As I was getting up, he said, “Oh, yes—your mother asked if you would ring your sister. She hasn’t been able to track her down.”

That wasn’t a surprise. Although Rachel was nominally sharing an apartment in Golders Green with two girls who were at the same secretarial college, she never seemed to be either
there or the college. Where she could normally be found was at Claude’s. They had been best friends at school and still behaved most of the time as if they were in the playground, their relationship an endless cycle of argument and reconciliation. They rather liked people thinking they were girlfriend and boyfriend, even though it amazed me that you could think that Claude was anything other than gay.

After the taxi had dropped me at the station, I rang Claude’s number. He lived in a house of bedsits in Earls Court. Claude had a room next to his new friend Damian, who had just arrived from South Africa and might or might not have been his boyfriend. Since his grandfather had cut off his allowance, Claude sometimes worked as a tour guide, taking Americans round London, and Damian was helping him. Rachel said that most of their work was in the evenings, so I hoped he’d be in.

I had a lot of coins in my hand because the phone in Claude’s house was on the ground floor and someone had to go up three flights to get him.

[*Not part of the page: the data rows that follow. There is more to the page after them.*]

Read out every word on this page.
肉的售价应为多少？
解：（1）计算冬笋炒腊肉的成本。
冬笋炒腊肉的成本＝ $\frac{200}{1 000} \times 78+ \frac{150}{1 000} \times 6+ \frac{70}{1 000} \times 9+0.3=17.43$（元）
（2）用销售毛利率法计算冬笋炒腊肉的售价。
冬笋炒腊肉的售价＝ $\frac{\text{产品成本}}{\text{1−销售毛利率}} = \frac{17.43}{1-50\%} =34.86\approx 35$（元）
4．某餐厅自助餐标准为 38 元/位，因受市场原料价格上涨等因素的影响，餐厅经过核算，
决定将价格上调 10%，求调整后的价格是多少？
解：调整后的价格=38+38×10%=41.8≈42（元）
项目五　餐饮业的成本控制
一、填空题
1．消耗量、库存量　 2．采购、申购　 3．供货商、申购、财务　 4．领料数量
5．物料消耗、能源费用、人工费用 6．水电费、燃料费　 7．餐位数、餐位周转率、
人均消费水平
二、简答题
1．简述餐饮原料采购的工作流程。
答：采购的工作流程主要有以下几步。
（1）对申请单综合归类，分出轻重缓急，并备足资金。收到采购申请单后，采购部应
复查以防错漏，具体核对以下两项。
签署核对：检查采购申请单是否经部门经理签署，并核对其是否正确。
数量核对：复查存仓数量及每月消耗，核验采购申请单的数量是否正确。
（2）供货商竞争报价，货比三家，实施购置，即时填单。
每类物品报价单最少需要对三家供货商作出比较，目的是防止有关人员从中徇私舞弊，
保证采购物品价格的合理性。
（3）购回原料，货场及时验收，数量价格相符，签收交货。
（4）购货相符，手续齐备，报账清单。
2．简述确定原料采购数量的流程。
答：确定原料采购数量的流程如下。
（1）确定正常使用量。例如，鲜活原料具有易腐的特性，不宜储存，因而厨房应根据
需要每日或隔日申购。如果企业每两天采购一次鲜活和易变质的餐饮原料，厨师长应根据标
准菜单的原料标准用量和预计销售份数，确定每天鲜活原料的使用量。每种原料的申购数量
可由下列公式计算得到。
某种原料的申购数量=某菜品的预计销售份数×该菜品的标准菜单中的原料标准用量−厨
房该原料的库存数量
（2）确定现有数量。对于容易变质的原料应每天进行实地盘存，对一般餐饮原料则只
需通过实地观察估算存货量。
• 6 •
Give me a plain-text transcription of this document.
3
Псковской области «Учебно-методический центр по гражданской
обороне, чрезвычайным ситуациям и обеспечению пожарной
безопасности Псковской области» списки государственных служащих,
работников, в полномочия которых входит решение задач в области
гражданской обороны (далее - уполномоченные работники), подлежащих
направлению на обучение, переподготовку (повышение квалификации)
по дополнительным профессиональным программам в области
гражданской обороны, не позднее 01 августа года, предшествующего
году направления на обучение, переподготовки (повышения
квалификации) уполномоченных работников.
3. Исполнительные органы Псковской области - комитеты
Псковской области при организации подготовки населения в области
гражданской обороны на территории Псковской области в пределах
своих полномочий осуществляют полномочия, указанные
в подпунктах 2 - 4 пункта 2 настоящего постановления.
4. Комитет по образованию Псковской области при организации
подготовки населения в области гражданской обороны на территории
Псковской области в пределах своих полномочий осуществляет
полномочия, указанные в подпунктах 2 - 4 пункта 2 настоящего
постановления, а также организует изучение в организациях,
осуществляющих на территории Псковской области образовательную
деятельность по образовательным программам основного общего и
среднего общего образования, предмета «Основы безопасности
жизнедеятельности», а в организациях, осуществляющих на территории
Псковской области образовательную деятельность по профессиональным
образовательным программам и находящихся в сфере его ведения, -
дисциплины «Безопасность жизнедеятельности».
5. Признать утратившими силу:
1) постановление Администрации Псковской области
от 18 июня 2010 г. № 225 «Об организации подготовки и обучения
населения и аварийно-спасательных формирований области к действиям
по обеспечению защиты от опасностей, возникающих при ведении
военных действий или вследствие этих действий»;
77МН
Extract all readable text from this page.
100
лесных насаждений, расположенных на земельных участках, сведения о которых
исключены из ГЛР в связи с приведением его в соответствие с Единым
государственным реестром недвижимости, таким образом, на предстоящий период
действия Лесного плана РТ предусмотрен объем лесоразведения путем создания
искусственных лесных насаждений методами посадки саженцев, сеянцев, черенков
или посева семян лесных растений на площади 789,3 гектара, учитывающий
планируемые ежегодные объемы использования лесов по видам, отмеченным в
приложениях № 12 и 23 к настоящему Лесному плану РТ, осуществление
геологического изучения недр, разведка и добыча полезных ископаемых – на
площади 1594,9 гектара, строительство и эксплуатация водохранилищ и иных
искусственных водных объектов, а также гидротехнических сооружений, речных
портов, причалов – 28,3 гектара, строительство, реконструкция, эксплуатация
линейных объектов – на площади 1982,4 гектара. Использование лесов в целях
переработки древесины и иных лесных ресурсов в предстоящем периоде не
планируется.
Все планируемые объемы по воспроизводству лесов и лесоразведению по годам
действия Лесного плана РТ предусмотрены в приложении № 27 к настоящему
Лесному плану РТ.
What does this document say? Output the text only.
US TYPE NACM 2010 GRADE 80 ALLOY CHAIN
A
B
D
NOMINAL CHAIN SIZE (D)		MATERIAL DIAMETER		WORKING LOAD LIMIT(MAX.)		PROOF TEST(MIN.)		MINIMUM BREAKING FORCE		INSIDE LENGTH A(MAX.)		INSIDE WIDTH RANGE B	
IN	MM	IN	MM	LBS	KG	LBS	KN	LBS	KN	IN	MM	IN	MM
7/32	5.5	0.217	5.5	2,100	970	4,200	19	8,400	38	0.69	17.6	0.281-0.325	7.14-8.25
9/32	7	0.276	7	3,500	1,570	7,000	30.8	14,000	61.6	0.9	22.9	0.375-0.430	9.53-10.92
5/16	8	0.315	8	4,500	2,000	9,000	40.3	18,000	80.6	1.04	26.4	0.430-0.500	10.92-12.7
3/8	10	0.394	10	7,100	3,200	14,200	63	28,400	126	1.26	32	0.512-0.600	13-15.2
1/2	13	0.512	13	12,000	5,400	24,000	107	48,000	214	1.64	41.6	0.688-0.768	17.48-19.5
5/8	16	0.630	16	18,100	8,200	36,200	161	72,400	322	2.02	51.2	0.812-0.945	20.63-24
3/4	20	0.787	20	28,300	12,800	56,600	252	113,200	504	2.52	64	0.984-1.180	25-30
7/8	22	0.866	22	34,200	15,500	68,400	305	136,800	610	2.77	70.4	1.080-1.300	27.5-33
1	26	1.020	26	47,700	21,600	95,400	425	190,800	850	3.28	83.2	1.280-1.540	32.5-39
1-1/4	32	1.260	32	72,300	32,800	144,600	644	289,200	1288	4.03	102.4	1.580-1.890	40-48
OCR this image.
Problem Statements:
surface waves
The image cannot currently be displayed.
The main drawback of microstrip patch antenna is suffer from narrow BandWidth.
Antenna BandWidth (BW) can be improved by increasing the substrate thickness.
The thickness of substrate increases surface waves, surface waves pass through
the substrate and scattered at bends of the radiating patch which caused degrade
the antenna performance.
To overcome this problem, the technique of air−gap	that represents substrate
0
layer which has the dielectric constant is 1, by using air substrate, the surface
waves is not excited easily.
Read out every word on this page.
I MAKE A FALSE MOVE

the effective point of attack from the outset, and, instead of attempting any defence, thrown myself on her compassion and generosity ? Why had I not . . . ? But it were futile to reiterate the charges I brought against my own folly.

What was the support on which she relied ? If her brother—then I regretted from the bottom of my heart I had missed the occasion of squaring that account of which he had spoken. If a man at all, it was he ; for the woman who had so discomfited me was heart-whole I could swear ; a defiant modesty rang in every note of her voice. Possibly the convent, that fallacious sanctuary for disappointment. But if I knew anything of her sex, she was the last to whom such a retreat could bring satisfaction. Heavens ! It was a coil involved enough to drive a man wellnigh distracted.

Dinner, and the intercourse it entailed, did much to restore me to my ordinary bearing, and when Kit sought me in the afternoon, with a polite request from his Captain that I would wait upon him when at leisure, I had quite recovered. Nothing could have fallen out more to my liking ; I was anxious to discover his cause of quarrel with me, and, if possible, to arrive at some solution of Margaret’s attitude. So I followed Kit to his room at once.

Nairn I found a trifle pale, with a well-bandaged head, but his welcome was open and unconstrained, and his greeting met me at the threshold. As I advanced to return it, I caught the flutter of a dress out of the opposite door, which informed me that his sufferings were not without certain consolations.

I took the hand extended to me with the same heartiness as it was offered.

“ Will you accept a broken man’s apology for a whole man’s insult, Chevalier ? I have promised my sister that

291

“What time is it?” Claude said, when he finally got to the phone.

“Three o’clock.”

“Who is this?” he said, in an outraged tone.

“It’s Luke.”

“Oh,
Luke
. I thought it might be Todd.”

“Who?”

“Todd’s in my tour group—” Claude’s voice was cut off as the phone began beeping. I put some more money in. He was still talking when the coins went through. “—from Chicago. A lawyer. So he says. Though he certainly doesn’t seem to have much idea of what’s legal and what isn’t in this country. You should have seen him at that club he begged us to take him to.”

“Do you know where Rachel is?”

“Anyway, Todd’s not the point. It’s his
friend
who’s the point. Do you know what he wanted Damian to do?”

“Claude,” I said wearily, “I’m in a phone box and I’m running out of money. Where’s Rachel?”

“I’ve no idea,” he said. I knew he was lying.

“Look, if you speak to her, will you tell her that Arthur’s broken his leg and’s in hospital?”

“How awful. I must get Damian to organize flowers.”

The train was coming in on the opposite platform. “Claude, I’ve got to go.” I gave him the name of the hospital.

“Luke, wait,” he wailed, as I put the phone down.

In the blank little room at the hospital where I had been sent to wait, there were many things I could have been thinking about. I could have been thinking about Arthur, who was on some other floor but seemed so distant he might have been on the moon. I could have been thinking about Rachel, who probably was on the moon. I could have been thinking about Martha, who, I’d been told, was up with Arthur and was probably making everyone wish they were on the moon. What I was actually thinking about was having left Adam to face the music on his own and how long I could spin out Arthur’s broken leg.

There was a certain vagueness about the messages I had been getting from the hospital people I had talked to. People had been in and out. Cups of tea were brought. Faces were crinkled with sympathy. Lately I had noticed that eyes were averted, which made me think that maybe Arthur had broken his leg quite badly and would have to stay for a while. Weeks had broken his leg playing football and had been in hospital for a
fortnight. Adam and I had scrawled obscenities on his cast with a red felt-tip pen.

After half an hour, there was a knock on the door and a doctor came in. It was nice of him to knock: nobody else had.

“I’m Dr. Massingbird,” he said. “You bearing up all right?” He looked me straight in the eyes, so intently, in fact, that I lowered them.

“How do you mean?” I was feeling uneasy now.

“Have you talked to your mother yet?”